A very few years ago CIO's and CTO's were declaring that web applications were the future. Significant software projects were launched to convert best-of-breed programs from being desktop applications to being something presentable in a web browser - often at the expense of improved or new functionality.
Having spent a few years on such projects in niche financials for medical pricing and business risks, I have a question for top managers who drank the kool-aid: explain Skype.
Skype is not running in my web browser. It is a desktop application which happens to run over the internet. Had the FCC ruled otherwise, it could even have been ruled in the USA to be telecom software or have been barred from dialing POTS subscribers or cell phones.
It is not always very well-behaved. It does not update in the background. Smart is not a word that comes to mind. It is very popular and it is on handheld devices as an application.
Would you want it running in an HTML browser under HTML5?
Why? HTML pages are delivered over HTTP using TCP/IP. Text-chat, audio-chat and video-chat software may run using a protocol which is neutral as to whether TCP/IP is the protocol or UDP or other.
That Skype is a desktop application comes as no surprise to those who continue to use IRC.
Would we ask developers why Eclipse or Visual Studio have not been converted to run in a Web Browser?
At least no one is asking whether Skype is acceptable as an instance of a RESTful architecture.
Someone may want to argue that Skype is a variant of an RIA for some of its more annoying 'features' that come and go. Because the Skype client app's internet communication protocol is proprietary, a Gnu video chat is due: perhaps it will be RESTful and run in Firefox.

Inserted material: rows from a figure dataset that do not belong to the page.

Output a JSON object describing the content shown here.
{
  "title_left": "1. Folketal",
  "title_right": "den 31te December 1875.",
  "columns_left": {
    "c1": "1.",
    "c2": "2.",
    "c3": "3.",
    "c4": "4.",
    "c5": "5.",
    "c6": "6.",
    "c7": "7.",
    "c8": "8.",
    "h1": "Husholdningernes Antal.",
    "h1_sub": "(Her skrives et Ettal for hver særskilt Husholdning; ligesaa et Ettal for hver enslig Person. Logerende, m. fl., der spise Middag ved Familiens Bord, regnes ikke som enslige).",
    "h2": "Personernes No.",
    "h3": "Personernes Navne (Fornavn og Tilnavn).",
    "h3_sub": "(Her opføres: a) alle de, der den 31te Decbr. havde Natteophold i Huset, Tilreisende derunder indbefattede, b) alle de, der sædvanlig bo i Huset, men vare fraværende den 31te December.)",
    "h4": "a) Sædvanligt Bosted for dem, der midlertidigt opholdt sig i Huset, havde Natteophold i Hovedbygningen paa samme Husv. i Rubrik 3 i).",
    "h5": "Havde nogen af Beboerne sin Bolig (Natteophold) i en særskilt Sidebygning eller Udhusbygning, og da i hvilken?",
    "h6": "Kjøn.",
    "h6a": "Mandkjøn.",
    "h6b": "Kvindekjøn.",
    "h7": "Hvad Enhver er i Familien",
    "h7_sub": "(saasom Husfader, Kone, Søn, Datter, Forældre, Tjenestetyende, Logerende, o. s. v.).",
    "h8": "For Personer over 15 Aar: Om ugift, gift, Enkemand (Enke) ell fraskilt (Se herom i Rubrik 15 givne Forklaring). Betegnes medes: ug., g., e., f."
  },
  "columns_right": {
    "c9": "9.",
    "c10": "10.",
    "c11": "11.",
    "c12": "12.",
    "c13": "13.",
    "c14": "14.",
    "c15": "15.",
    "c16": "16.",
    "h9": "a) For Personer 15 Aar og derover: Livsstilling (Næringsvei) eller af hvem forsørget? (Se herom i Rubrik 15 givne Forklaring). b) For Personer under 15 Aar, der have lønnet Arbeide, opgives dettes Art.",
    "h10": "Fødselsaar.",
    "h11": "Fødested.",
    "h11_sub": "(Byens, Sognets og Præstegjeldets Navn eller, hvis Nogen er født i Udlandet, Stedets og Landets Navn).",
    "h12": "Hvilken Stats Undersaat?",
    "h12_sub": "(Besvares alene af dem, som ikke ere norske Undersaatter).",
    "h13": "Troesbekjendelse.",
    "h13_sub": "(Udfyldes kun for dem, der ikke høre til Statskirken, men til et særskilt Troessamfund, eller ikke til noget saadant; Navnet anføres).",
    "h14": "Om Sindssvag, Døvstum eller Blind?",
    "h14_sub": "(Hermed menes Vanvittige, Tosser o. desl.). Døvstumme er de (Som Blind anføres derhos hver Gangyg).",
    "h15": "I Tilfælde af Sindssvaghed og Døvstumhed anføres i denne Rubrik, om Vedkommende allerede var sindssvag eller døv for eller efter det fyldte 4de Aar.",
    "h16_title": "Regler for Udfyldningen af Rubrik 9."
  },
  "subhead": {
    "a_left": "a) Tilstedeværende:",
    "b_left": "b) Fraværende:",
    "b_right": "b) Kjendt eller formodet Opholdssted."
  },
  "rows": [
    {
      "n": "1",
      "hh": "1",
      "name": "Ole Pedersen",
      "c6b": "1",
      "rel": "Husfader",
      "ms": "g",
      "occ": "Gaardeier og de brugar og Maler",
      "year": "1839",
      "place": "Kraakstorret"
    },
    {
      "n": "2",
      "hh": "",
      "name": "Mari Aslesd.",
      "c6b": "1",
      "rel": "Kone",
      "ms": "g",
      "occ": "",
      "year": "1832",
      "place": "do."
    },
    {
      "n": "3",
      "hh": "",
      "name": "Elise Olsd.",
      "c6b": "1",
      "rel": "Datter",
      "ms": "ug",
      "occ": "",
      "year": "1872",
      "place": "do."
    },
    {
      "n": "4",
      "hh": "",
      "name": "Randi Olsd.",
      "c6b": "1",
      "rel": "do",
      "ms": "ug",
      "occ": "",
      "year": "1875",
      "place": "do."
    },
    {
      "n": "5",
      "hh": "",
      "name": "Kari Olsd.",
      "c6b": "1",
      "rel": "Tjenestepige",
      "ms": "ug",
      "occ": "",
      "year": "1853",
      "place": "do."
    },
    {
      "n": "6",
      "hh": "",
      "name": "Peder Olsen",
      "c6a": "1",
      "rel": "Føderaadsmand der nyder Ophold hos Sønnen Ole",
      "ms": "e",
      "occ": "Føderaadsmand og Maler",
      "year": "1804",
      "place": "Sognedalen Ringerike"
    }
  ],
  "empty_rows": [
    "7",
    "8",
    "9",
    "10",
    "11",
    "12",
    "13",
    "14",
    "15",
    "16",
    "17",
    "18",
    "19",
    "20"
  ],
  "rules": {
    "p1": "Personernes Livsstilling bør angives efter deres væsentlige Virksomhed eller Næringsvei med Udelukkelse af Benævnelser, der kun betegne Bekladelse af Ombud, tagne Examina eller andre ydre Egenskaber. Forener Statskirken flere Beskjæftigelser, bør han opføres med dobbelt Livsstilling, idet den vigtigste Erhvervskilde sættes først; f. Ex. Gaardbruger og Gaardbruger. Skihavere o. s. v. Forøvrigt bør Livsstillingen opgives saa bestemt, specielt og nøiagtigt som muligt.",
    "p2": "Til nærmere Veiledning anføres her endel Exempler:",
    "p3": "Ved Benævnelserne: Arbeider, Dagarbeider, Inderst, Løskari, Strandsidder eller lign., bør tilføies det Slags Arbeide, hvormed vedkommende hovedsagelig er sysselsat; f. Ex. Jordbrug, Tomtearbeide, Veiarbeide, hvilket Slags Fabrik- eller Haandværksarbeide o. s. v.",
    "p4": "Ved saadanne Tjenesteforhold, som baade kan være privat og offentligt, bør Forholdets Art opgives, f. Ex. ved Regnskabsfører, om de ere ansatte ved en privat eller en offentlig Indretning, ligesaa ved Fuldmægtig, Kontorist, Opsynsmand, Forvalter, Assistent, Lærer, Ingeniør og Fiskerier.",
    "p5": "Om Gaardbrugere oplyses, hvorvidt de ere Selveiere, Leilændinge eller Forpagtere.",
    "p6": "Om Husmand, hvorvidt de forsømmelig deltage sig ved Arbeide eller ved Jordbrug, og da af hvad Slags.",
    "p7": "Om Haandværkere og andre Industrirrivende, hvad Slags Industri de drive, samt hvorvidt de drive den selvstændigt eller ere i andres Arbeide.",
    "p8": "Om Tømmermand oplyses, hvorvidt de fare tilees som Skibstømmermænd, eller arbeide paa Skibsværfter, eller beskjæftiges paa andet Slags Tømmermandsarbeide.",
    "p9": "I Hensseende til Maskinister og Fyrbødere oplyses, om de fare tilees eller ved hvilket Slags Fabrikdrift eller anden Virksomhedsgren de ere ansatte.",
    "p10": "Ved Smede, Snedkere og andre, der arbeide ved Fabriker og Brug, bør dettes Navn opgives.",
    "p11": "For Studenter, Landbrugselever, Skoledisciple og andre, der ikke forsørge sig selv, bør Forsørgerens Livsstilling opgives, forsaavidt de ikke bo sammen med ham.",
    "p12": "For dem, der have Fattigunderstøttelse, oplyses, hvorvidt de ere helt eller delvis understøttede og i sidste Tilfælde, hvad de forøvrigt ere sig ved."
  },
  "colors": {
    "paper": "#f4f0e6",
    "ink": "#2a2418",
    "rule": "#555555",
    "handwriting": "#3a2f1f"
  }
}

If Skype can be on your desktop, why is the only "browser" on your desktop running HTTP with HTML as the content markup? Perhaps a million browsers did not bloom, but at least two alternatives to HTML appeared.
What does strike me when looking at opensource web application server frameworks is that they are almost all tightly coupled to HTML. They are not likely going to survive communications services 3.0 (whatever that proves to be.)
The irony will be when the Chrome browser dissolves into applets running on an OS - applets for which HTML will be the exception rather than the rule for applets doing anything beyond lookup/display, err, 'browse'.